John von Neumann's universal constructor is a self-replicating machine in a cellular automata (CA) environment. It was designed in the 1940s, without the use of a computer. The fundamental details of the machine were published in von Neumann's book Theory of Self-Reproducing Automata, completed in 1966 by Arthur W. Burks after von Neumann's death.

Von Neumann's goal was to specify an abstract machine which, when run, would replicate itself. In his design, the machine consists of three parts: a 'blueprint' for itself, a mechanism that can read any blueprint and construct the machine (sans blueprint) specified by that blueprint, and a 'copy machine' that can make copies of any blueprint. After the mechanism has been used to construct the machine specified by the blueprint, the copy machine is used to create a copy of that blueprint, and this copy is placed into the new machine, resulting in a working replication of the original machine. Some machines will do this backwards, copying the blueprint and then building a machine.

To define his machine in more detail, von Neumann invented the concept of a cellular automaton. The one he used consists of a two-dimensional grid of cells, each of which can be in one of 29 states at any point in time. At each timestep, each cell updates its state depending on the states of the surrounding cells at the prior timestep.
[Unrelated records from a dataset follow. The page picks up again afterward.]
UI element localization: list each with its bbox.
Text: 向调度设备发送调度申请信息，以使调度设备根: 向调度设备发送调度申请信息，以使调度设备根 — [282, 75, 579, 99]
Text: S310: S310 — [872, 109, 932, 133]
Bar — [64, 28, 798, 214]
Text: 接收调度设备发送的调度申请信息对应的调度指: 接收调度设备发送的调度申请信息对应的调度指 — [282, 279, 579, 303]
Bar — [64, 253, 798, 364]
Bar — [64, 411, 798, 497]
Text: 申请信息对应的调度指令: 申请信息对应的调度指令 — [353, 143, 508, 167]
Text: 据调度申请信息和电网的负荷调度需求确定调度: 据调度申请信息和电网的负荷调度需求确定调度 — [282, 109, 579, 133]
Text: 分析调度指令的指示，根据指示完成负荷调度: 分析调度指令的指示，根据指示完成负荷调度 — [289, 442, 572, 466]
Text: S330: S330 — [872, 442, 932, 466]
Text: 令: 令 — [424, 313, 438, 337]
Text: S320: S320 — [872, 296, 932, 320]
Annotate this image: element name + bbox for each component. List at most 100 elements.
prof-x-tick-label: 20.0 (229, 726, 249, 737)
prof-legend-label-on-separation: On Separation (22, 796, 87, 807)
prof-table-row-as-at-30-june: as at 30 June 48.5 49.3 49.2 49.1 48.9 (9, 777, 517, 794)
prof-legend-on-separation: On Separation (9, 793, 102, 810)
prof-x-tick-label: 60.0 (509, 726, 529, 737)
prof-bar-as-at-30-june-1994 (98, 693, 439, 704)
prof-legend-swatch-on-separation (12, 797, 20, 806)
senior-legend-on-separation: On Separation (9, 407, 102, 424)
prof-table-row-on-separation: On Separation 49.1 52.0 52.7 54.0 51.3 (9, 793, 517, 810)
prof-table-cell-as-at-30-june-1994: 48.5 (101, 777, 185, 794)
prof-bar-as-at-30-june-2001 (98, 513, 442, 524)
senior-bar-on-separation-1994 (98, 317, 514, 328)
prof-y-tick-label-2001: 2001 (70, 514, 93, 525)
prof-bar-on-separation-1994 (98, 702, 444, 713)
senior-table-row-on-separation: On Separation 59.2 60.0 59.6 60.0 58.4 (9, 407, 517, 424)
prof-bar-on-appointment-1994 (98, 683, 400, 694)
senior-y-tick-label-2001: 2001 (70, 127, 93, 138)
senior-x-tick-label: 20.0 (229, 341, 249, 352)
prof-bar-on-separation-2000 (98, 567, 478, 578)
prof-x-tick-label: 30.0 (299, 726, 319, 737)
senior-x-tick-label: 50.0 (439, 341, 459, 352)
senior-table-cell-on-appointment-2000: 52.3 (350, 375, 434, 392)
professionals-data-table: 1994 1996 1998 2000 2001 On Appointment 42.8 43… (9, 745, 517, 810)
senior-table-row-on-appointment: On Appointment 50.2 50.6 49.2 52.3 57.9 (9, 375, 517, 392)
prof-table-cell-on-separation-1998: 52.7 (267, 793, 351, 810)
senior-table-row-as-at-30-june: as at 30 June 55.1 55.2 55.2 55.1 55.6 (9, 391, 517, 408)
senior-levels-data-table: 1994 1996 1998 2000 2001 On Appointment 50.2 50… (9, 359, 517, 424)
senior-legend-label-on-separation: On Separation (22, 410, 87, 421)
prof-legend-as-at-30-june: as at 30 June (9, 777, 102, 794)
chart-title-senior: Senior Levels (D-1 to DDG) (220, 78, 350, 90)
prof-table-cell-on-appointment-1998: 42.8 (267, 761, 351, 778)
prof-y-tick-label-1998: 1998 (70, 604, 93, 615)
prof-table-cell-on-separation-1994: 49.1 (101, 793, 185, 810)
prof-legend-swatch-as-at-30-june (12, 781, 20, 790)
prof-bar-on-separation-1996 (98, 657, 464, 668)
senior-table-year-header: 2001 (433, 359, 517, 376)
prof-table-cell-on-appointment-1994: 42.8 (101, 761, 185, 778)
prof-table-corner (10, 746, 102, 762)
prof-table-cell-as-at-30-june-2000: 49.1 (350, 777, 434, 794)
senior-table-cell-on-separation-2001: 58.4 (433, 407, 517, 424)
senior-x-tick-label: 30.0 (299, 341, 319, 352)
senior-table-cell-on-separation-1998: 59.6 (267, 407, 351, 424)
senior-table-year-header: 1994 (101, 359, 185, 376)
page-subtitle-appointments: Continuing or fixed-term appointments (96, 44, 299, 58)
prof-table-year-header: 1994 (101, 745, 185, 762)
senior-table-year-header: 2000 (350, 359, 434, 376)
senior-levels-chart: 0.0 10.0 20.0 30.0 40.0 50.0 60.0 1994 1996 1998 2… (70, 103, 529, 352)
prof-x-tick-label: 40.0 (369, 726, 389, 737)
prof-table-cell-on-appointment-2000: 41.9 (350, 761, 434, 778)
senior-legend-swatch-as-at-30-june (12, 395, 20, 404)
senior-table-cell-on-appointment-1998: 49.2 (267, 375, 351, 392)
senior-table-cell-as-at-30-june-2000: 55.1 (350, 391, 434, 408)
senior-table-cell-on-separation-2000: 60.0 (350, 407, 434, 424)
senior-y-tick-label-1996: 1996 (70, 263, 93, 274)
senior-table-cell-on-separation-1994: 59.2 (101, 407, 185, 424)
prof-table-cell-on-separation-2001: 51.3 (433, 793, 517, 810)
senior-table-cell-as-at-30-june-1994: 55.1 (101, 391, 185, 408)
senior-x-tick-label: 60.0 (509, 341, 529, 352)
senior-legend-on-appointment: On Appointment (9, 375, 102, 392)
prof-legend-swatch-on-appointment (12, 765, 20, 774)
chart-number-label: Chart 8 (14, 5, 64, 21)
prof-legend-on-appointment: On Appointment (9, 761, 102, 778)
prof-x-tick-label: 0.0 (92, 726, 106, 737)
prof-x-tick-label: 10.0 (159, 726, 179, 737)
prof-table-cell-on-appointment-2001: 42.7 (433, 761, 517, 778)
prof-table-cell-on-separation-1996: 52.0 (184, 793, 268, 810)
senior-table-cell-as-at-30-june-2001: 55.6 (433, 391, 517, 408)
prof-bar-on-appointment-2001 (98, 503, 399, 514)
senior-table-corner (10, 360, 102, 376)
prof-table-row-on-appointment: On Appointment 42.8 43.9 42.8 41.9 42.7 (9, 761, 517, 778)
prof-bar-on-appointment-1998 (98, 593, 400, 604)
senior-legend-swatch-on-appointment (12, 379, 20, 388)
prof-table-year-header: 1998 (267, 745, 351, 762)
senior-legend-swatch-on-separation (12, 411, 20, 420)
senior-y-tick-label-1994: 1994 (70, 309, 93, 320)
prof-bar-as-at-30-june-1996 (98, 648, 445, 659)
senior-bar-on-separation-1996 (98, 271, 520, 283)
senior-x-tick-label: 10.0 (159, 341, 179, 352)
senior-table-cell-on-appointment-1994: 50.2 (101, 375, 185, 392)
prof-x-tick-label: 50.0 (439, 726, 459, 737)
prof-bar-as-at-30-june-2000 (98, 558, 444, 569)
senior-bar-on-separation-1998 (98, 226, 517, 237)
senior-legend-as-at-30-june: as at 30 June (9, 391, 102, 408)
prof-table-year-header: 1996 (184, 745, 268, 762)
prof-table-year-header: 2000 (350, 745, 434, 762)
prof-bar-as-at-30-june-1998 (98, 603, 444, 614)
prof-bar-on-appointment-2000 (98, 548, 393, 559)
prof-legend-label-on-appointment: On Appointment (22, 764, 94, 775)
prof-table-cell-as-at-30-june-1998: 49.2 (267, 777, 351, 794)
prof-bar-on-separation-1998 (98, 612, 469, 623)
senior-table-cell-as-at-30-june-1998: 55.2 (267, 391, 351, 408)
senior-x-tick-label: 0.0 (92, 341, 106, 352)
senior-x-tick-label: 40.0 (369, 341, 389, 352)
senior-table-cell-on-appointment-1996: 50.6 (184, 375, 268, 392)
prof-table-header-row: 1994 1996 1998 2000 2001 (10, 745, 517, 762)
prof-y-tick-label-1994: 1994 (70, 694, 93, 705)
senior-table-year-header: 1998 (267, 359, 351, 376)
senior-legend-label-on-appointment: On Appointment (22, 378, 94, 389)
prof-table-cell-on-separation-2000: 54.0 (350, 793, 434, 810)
The rules governing these updates are identical for all cells.

The universal constructor is a certain pattern of cell states in this cellular automaton. It contains one line of cells that serve as a 'tape', encoding a sequence of instructions that serve as a 'blueprint' for the machine. The machine reads these instructions one by one and performs the corresponding actions. The instructions direct the machine to use its 'construction arm' to build a copy of the machine, without tape, at some other location in the cell grid. The tape can't contain instructions to build an equally long tape, just as a container can't contain a container of the same size. Therefore, the machine contains a separate 'copy machine' which reads the tape and places a copy into the newly constructed machine. The resulting new machine and tape is identical to the old one, and it proceeds to replicate again.